Consent documentation AI is less developed. Most consent documentation remains form-based rather than AI-generated.

Implementation Considerations

For organisations considering consent AI:

Clinical Governance Oversight

Consent AI affects the doctor-patient relationship. Clinical governance should:

  • Review AI tools before deployment
  • Monitor consent quality outcomes
  • Address complaints or concerns about AI-assisted consent
  • Ensure AI doesn’t replace necessary human conversation

Liability Clarity

If AI-provided risk information is inaccurate or incomplete, who is responsible?

  • The clinician who used the AI?
  • The organisation that deployed it?
  • The vendor who built it?

Legal and risk management perspectives should inform implementation.

Equity Considerations

AI consent tools should be accessible to:

  • Patients with limited digital literacy
  • Patients with disabilities
  • Patients who speak languages other than English
  • Patients in regional and remote areas

Tools that work only for well-educated, English-speaking, digitally-capable patients worsen rather than improve consent equity.

Evidence Requirements

Before deployment, understand:

  • What evidence supports this AI tool?
  • Has it been validated in relevant populations?
  • Does it actually improve patient understanding?
  • What are the known limitations?

Marketing claims aren’t evidence. Demand rigorous validation.

The Human Element

AI should support, not replace, the human element of consent:

  • Clinician judgment about what matters for each patient
  • The therapeutic relationship that builds trust
  • Responding to patient questions and concerns
  • Assessing genuine understanding, not just form completion

The best consent AI augments human communication; it doesn’t substitute for it. Team400, working with several Australian health services on consent AI implementations, reports that projects succeed when clinicians remain central to the consent conversation.

For organisations developing consent AI strategies, working with partners who understand both clinical and technical aspects helps. AI consultants Sydney can advise on technology options, though clinical and ethical aspects require clinical leadership.

Regulatory Considerations

Consent AI may have regulatory implications:

  • TGA considerations if consent tools make claims about clinical outcomes
  • Privacy requirements for patient information processed by AI
  • Professional standards about consent documentation
  • State/territory-specific consent requirements

Regulatory navigation should be part of implementation planning.

Looking Forward

I expect consent AI to develop significantly:

Near term: Surgical risk calculators become standard practice. Interactive consent platforms grow in elective care settings.
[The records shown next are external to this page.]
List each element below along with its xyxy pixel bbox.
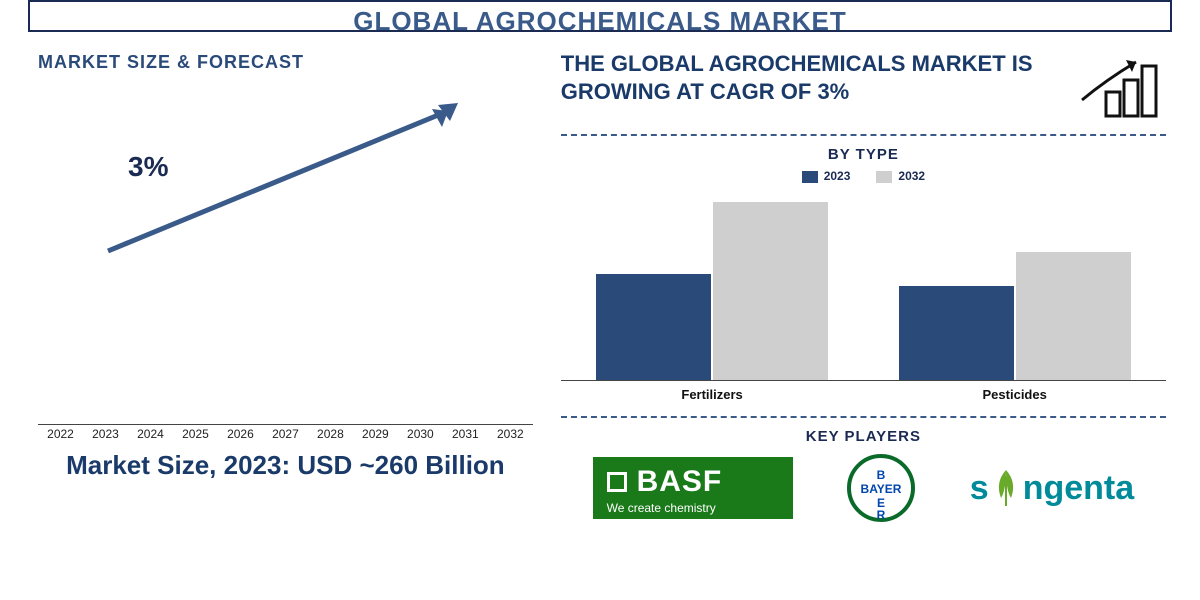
syngenta-text-2: ngenta xyxy=(1023,469,1134,508)
forecast-bars xyxy=(38,119,533,419)
legend-item-2032: 2032 xyxy=(876,169,925,183)
forecast-year-label: 2022 xyxy=(42,427,79,441)
forecast-year-label: 2027 xyxy=(267,427,304,441)
svg-text:BAYER: BAYER xyxy=(861,482,902,496)
title-bar: GLOBAL AGROCHEMICALS MARKET xyxy=(28,0,1172,32)
key-players-label: KEY PLAYERS xyxy=(561,428,1166,445)
infographic-frame: GLOBAL AGROCHEMICALS MARKET MARKET SIZE … xyxy=(28,0,1172,600)
right-panel: THE GLOBAL AGROCHEMICALS MARKET IS GROWI… xyxy=(543,32,1172,600)
columns: MARKET SIZE & FORECAST 3% 20222023202420… xyxy=(28,32,1172,600)
bayer-logo: B BAYER E R xyxy=(846,453,916,523)
type-category-label: Fertilizers xyxy=(561,387,864,402)
basf-tagline: We create chemistry xyxy=(607,501,779,515)
legend-label: 2032 xyxy=(898,169,925,183)
forecast-year-label: 2024 xyxy=(132,427,169,441)
type-bar-2032 xyxy=(713,202,828,380)
headline-row: THE GLOBAL AGROCHEMICALS MARKET IS GROWI… xyxy=(561,50,1166,120)
type-bar-2032 xyxy=(1016,252,1131,380)
forecast-year-label: 2023 xyxy=(87,427,124,441)
forecast-xaxis: 2022 2023 2024 2025 2026 2027 2028 2029 2030 2031… xyxy=(38,424,533,441)
by-type-label: BY TYPE xyxy=(561,146,1166,163)
forecast-year-label: 2025 xyxy=(177,427,214,441)
forecast-chart: 3% 2022202320242025202620272028202920302… xyxy=(38,81,533,441)
basf-square-icon xyxy=(607,472,627,492)
syngenta-logo: s ngenta xyxy=(970,468,1134,508)
page-title: GLOBAL AGROCHEMICALS MARKET xyxy=(30,6,1170,32)
legend-item-2023: 2023 xyxy=(802,169,851,183)
forecast-section-label: MARKET SIZE & FORECAST xyxy=(38,52,533,73)
logos-row: BASF We create chemistry B BAYER E R s xyxy=(561,453,1166,523)
basf-logo: BASF We create chemistry xyxy=(593,457,793,519)
svg-text:R: R xyxy=(877,508,886,522)
syngenta-text-1: s xyxy=(970,469,989,508)
svg-text:B: B xyxy=(877,468,886,482)
leaf-icon xyxy=(991,468,1021,508)
by-type-legend: 2023 2032 xyxy=(561,169,1166,183)
forecast-year-label: 2031 xyxy=(447,427,484,441)
forecast-year-label: 2029 xyxy=(357,427,394,441)
type-category-label: Pesticides xyxy=(863,387,1166,402)
forecast-year-label: 2032 xyxy=(492,427,529,441)
market-size-caption: Market Size, 2023: USD ~260 Billion xyxy=(38,449,533,482)
forecast-year-label: 2026 xyxy=(222,427,259,441)
headline-text: THE GLOBAL AGROCHEMICALS MARKET IS GROWI… xyxy=(561,50,1066,105)
by-type-xaxis: FertilizersPesticides xyxy=(561,387,1166,402)
basf-name: BASF xyxy=(637,465,723,499)
type-group xyxy=(863,191,1166,380)
type-group xyxy=(561,191,864,380)
growth-chart-icon xyxy=(1076,50,1166,120)
left-panel: MARKET SIZE & FORECAST 3% 20222023202420… xyxy=(28,32,543,600)
by-type-chart xyxy=(561,191,1166,381)
dashed-separator xyxy=(561,416,1166,418)
type-bar-2023 xyxy=(596,274,711,380)
forecast-year-label: 2028 xyxy=(312,427,349,441)
forecast-year-label: 2030 xyxy=(402,427,439,441)
type-bar-2023 xyxy=(899,286,1014,381)
legend-label: 2023 xyxy=(824,169,851,183)
dashed-separator xyxy=(561,134,1166,136)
Medium term: AI-assisted documentation of consent discussions becomes more common. Shared decision-making AI matures.

Longer term: Consent becomes a continuous, AI-supported process rather than a point-in-time event. AI helps track patient understanding and preferences over time.

The goal remains unchanged: ensuring patients genuinely understand and agree to their care. AI is a tool toward that goal, not a replacement for the fundamental ethical obligation.


Dr. Rebecca Liu is a health informatics specialist and former Chief Clinical Information Officer. She advises healthcare organisations on clinical AI strategy and implementation.